This question was part of my assignment in complex analysis .
Find the largest open set on which $\displaystyle \int_{0}^{1} \frac{1}{1+tz} dt $ is analytic .
I wrote $F(t)= \displaystyle \int_{0}^{1} \frac{1}{1+tz} dt $ and then computing $\dfrac{F(t+h)-F(t)}{h}$ . Then in $F(t+h)$ I will get $\mathrm{d}(t+h)$ which I put equal to $\mathrm{d}t+\mathrm{d}t$ . So , I am getting $3$ integrals.
But there is a confusion: the limit of $F(t)$ is $0$ to $1$ over $\mathrm{d}t$ but due to $\mathrm{d}(t+h)$ inside the integral I am getting limit of $\mathrm{d}h$ also equal to $0$ to $1$ and then I will put the limit $h \rightarrow0$.

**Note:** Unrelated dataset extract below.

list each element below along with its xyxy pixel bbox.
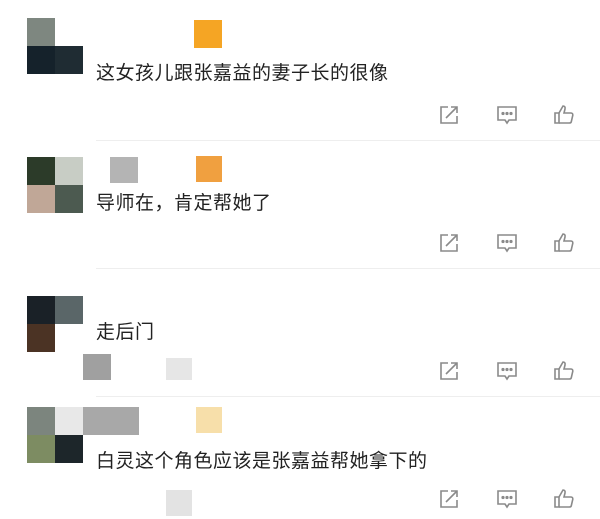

After that only calculations are left. So, is my approach correct? If not, kindly tell me what is the mistake and what would be the right approach.
Thanks!!
You can use the Leibniz rule for parametric integrals: If $D\subseteq\mathbb C$ is open, $f:[a,b]\times D\to\mathbb C$ is continuous, and $f_t(z):=f(t,z)$ is analytic on $D$ for all $t\in[a,b]$, then
$$F(z):=\int_a^b f(t,z)\mathrm dt$$
is analytic on $D$. In your specific example, $f(t,z)=\frac{1}{1+tz}$, which is analytic on $\mathbb C\backslash(-\infty,-1]$ for all $t\in[0,1]$, since $f_t$ is analytic everywhere except at $z=-\frac{1}{t}$. So the integral in question is analytic on the domain I mentioned, and it is not defined outside that domain, so that domain is also the largest one on which it is analytic.